Solving cryptograms in Clojure

December 31, 2009 at 10:33 AM

While working on Project Euler, I discovered Peter Norvig's elegant Sudoku solver implementation. Although the associated TDD discussion brought me much humor, it was the efficacy and flexibility of constraint propagation and search that really stuck with me. As I implemented this solver in Clojure, I had a small epiphany: one could also model cryptograms as a constraint problem and find a solution in a nearly identical manner. Here is my account of implementing such a solution.


The problem is rather different than Sudoku. In some ways, it's simpler: we don't need to figure out which rows, columns, and boxes are affected by each state change. That eliminates a lot of bookkeeping, which is fortunate; figuring out how to compare a set of partially decrypted words to see whether they match an encrypted word and the current puzzle state is enough of a hassle.

I want to list the possible solutions for an encrypted word, and then use search and constraint propagation to eliminate these possibilities. To find the solution list, I'll convert each word into what I term its base form. This is done by replacing each character with a representation of its order of appearance. For example, both "seas" and "that" become "ABCA". Using integers naturally limits this technique to words with 10 or fewer distinct characters, so I have opted to use upper-case characters instead. To make a comprehensive list, I group all words in /usr/share/dict/words by their base form to create a dictionary keyed on base forms. We can then look up candidate solutions using the base form for any encrypted word. This solution is similar to the one required by the ever popular anagram interview question. It quite naturally introduces a limitation to our solver; namely, in order to decrypt a word it must appear in the computer's word list. I find this list on a standard *NIX distribution to be quite sufficient.

In Clojure, a single entry in the base form dictionary looks something like this:

{"ABBABC" ["beebes" "inning" "peeped" "peeper" "teeter"]}

When an encrypted word has only one candidate on its list, we can consider it solved and propagate that choice. If we encounter a state where an encrypted word has an empty candidate list, we know we've propagated impossibly conflicting constraints. Unlike the Sudoku problem, simply maintaining a list of potential valid states isn't enough. We really need to store a list of all applied decryption rules, and use them as follows.

Rules and eliminating candidates

Say we have the following encrypted word/candidate list with some yet-to-be-applied rules:

;;; Candidates
("vkkvkl" ["beebes" "inning" "peeped" "peeper" "teeter"])

;;; New rules
{\v \p}

The new rules say we should translate every encrypted "v" to a "p". We can integrate this into the base form and generate a partially decrypted base form for the encrypted word. We can then use that to further eliminate candidates.

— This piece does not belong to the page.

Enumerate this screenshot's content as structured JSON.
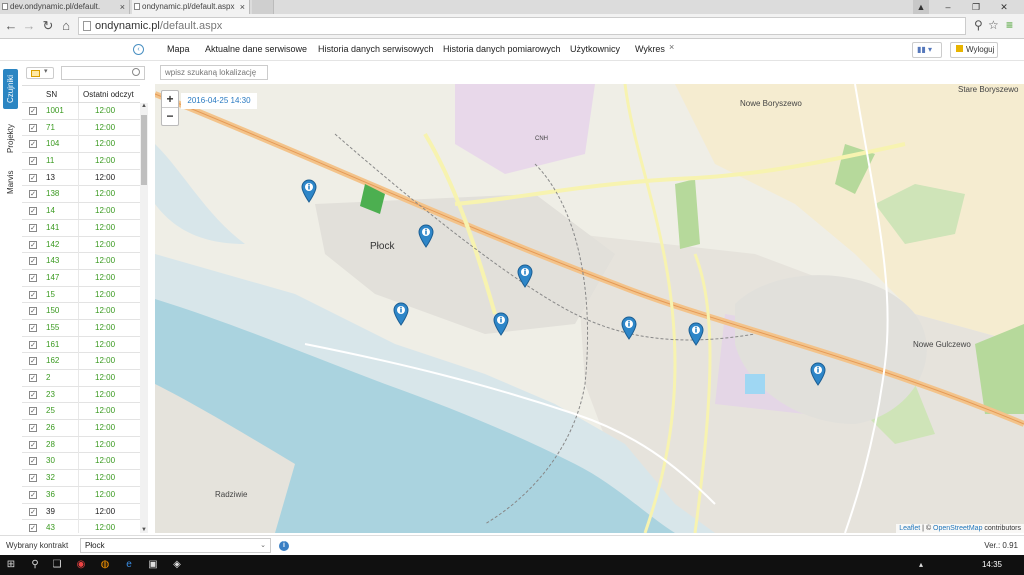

;;; New base form for "vkkvkl", given our rules

;;; New hybrid base forms for existing candidates

;;; New candidates
("vkkvkl" ["peeped" "peeper"])


Propagating the constraints is straightforward. We follow four simple rules:

  1. If any encrypted word has no candidates, we are in an inconsistent state. Return nil.
  2. Otherwise, if all words have only one candidate, return. We've found a solution!
  3. Otherwise, if any encrypted word has only one candidate, accept that candidate as a solution. Update the existing rules in light of this solution and apply them to all the other candidates recursively.
  4. Otherwise, return what we have so far — all words still have more than one candidate, so we have deduced all that we can. We'll fall back on search to progress further.


Now that we have the basic tools for modeling and enforcing the constraints, we can easily write a function to fully apply given rules to a set of candidates. However, as seen above in point 4, we can encounter a state where we've eliminated some candidates but have not found a solution. Indeed, this is the initial problem state. In order to begin (and later to progress), we need to choose an encrypted word and one of its candidates and run with that pair. If it's an invalid pairing, we will reach an inconsistent state and backtrack to try the next pairing. This is a basic depth-first search. Our search will return the first valid result (where "valid" means all encrypted words are solved). We can optimize the search by always starting with first candidate of whichever unsolved encrypted word has the fewest number of candidates — this trims the search tree fairly well. We can also ensure that the set of decryption rules is actually changed by a given candidate before attempting to search further.

Concluding thoughts

Cryptograms often have many, many solutions. The first solution found by search is often not the most correct one — especially in terms of human language. There are some things that could be done in the search function to improve the chance of correctness: e.g. picking the next candidate by word/letter frequency. A more advanced system could use some NLP techniques to determine whether the decrypted solution passed as human language. All of these are moot, considering that the benefit provided wouldn't outweigh complexity they would add to this simple algorithm.

Caveat developer

I'm providing my implementation as a reference. Given that I'm a novice Clojurer, it's liable to be hideous and non-idiomatic. I found working in Clojure to be extremely satisfying, both for this project and for the Sudoku one. My solution is a mere 132 lines (whitespace/comments included), so this is obviously a very expressive language. I've been very impressed by flexibility of its persistent data structures and its lazy evaluation. These make it a very powerful language, and it's definitely a tool I want to sharpen.